ICO ou la puissance de l'implicite
- Jirolondon
- 6 sept. 2024
- 10 min de lecture
Dans le même élan qui m’animait en écrivant sur Shadow of the Colossus, je me sens obligé de partager mon ressenti à propos de ICO, le 1er jeu développé par Fumito Ueda et son équipe baptisée à l’époque « Team Ico », sorti en 2001. Attention spoilers !

Je précise tout de suite, je ne pourrais pas m’étendre autant que pour Shadow of the Colossus (quoique ?) pour une raison simple, je n’ai joué au jeu qu’une seule fois. Le jeu étant une des perles rares les plus précieuses de la PS2, le trouver d’occasion sans débourser une petite fortune est un exercice qui s’apparente à celui de dégoter une pépite d’or en pleine rivière. C’est donc via le PS Now de la Playstation 4 et son système permettant de « streamer » des jeux en dématérialisé durant une période limitée que j’ai pu découvrir ce chef-d’œuvre, faute de mieux… Et pourtant, malgré une seule partie, une unique péripétie, un aller simple vers la fin sans relancer l’aventure, les émotions sont toujours là, ancrées dans ma mémoire de joueur. Les frissons provoqués par la simple remémoration de ces instants vidéoludiques uniques et inégalées selon moi sont toujours aussi puissants. Car c’est un jeu d’une puissance sentimentale inouïe alors qu’il ne vous dit quasiment rien de lui. Un exploit.

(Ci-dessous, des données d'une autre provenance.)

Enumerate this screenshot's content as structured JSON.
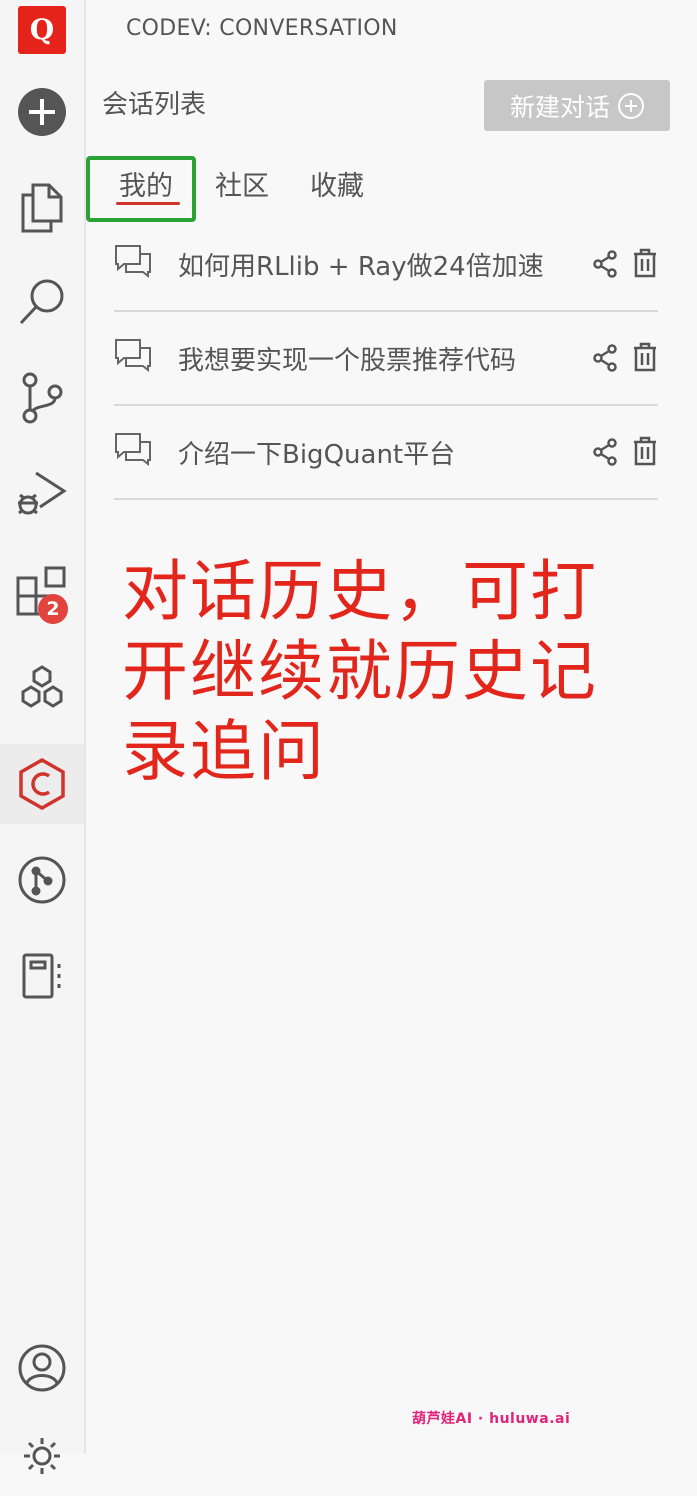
{
  "app": {
    "logo_letter": "Q",
    "extensions_badge": "2"
  },
  "panel": {
    "title": "CODEV: CONVERSATION",
    "section_title": "会话列表",
    "new_button_label": "新建对话"
  },
  "tabs": [
    {
      "label": "我的",
      "active": true
    },
    {
      "label": "社区",
      "active": false
    },
    {
      "label": "收藏",
      "active": false
    }
  ],
  "conversations": [
    {
      "title": "如何用RLlib + Ray做24倍加速"
    },
    {
      "title": "我想要实现一个股票推荐代码"
    },
    {
      "title": "介绍一下BigQuant平台"
    }
  ],
  "annotation": "对话历史，可打开继续就历史记录追问",
  "watermark": "葫芦娃AI · huluwa.ai",
  "colors": {
    "brand_red": "#e5231b",
    "annotation_red": "#e3261c",
    "highlight_green": "#2aa334",
    "tab_underline": "#d0342c",
    "button_gray": "#c7c7c7"
  },
  "icons": {
    "activity_bar": [
      "logo",
      "add-circle-icon",
      "files-icon",
      "search-icon",
      "source-control-icon",
      "run-debug-icon",
      "extensions-icon",
      "cubes-icon",
      "codev-icon",
      "git-graph-icon",
      "notebook-icon",
      "account-icon",
      "settings-icon"
    ],
    "conversation_row": [
      "chat-icon",
      "share-icon",
      "trash-icon"
    ]
  }
}
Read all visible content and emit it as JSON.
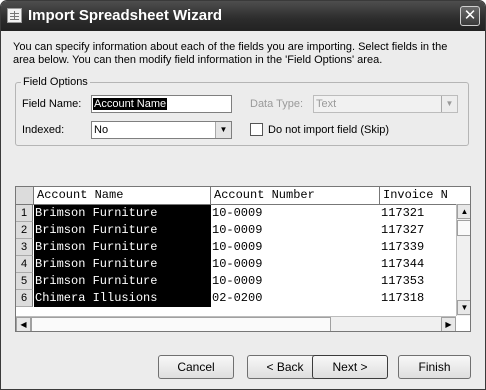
{
  "window": {
    "title": "Import Spreadsheet Wizard"
  },
  "intro": {
    "line1": "You can specify information about each of the fields you are importing.  Select fields in the",
    "line2": "area below. You can then modify field information in the 'Field Options' area."
  },
  "field_options": {
    "legend": "Field Options",
    "field_name_label": "Field Name:",
    "field_name_value": "Account Name",
    "data_type_label": "Data Type:",
    "data_type_value": "Text",
    "indexed_label": "Indexed:",
    "indexed_value": "No",
    "skip_label": "Do not import field (Skip)",
    "skip_checked": false
  },
  "grid": {
    "columns": [
      "Account Name",
      "Account Number",
      "Invoice N"
    ],
    "rows": [
      {
        "n": "1",
        "cells": [
          "Brimson Furniture",
          "10-0009",
          "117321"
        ]
      },
      {
        "n": "2",
        "cells": [
          "Brimson Furniture",
          "10-0009",
          "117327"
        ]
      },
      {
        "n": "3",
        "cells": [
          "Brimson Furniture",
          "10-0009",
          "117339"
        ]
      },
      {
        "n": "4",
        "cells": [
          "Brimson Furniture",
          "10-0009",
          "117344"
        ]
      },
      {
        "n": "5",
        "cells": [
          "Brimson Furniture",
          "10-0009",
          "117353"
        ]
      },
      {
        "n": "6",
        "cells": [
          "Chimera Illusions",
          "02-0200",
          "117318"
        ]
      }
    ],
    "selected_column": "Account Name"
  },
  "buttons": {
    "cancel": "Cancel",
    "back": "< Back",
    "next": "Next >",
    "finish": "Finish"
  },
  "icons": {
    "app": "spreadsheet-icon",
    "close": "close-icon",
    "dropdown": "chevron-down-icon",
    "scroll_up": "arrow-up-icon",
    "scroll_down": "arrow-down-icon",
    "scroll_left": "arrow-left-icon",
    "scroll_right": "arrow-right-icon"
  }
}
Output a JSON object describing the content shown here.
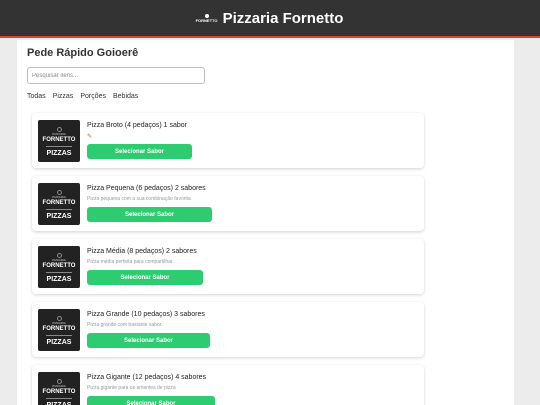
{
  "header": {
    "title": "Pizzaria Fornetto",
    "logo_text": "FORNETTO"
  },
  "store": {
    "name": "Pede Rápido Goioerê"
  },
  "search": {
    "placeholder": "Pesquisar itens..."
  },
  "categories": [
    "Todas",
    "Pizzas",
    "Porções",
    "Bebidas"
  ],
  "thumb": {
    "small": "PIZZARIA",
    "brand": "FORNETTO",
    "category": "PIZZAS"
  },
  "products": [
    {
      "title": "Pizza Broto (4 pedaços) 1 sabor",
      "description": "",
      "flag": "✎",
      "button": "Selecionar Sabor"
    },
    {
      "title": "Pizza Pequena (6 pedaços) 2 sabores",
      "description": "Pizza pequena com a sua combinação favorita",
      "button": "Selecionar Sabor"
    },
    {
      "title": "Pizza Média (8 pedaços) 2 sabores",
      "description": "Pizza média perfeita para compartilhar.",
      "button": "Selecionar Sabor"
    },
    {
      "title": "Pizza Grande (10 pedaços) 3 sabores",
      "description": "Pizza grande com bastante sabor.",
      "button": "Selecionar Sabor"
    },
    {
      "title": "Pizza Gigante (12 pedaços) 4 sabores",
      "description": "Pizza gigante para os amantes de pizza",
      "button": "Selecionar Sabor"
    }
  ],
  "colors": {
    "header_bg": "#333333",
    "accent_line": "#d6453d",
    "button": "#2ecc71"
  }
}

Pour décrire Shadow of the Colossus en un mot, c’est « vertige » qui me venait à l’esprit. Pour décrire ICO, c’est le mot « implicite » que j’emploierais. Ce jeu m’a fait prendre conscience de la puissance de l’implicite, de ce que cela implique en terme d’écriture et des conséquences sur le ressenti manette en main. Comme son successeur, ICO baigne dans une aura de mystère. Un garçon cornu se fait enfermer dans un immense château par des soldats en armure. Il y rencontre une jeune fille tout de blanc vêtue elle aussi prisonnière. Ensemble, ils vont se frayer un chemin à travers cette forteresse labyrinthique. Pas besoin de grand-chose d’autre pour planter le décor de ICO et c’est là que réside toute la beauté du titre. Le jeu ne s’étale pas dans des longueurs explicatives, des mises en situations ou des introduction barbantes à son univers. Par le simple fait de poser l’action dans ce château brumeux au bord d’un océan dont le son des embruns viendra rythmer l’aventure, le jeu évoque un « au-delà » rêveur. Pourquoi ce jeune garçon est-il enfermé ? Pourquoi a-t-il des cornes ? À quelle époque sommes-nous ? Qu'est-ce qu'il se cache derrière les murailles de ce château ? Tous ces mystères seront à peine résolus et ne subsisteront que dans l’esprit des joueurs. Le principal est juste sous nos yeux, en la relation entre le garçon et la jeune fille.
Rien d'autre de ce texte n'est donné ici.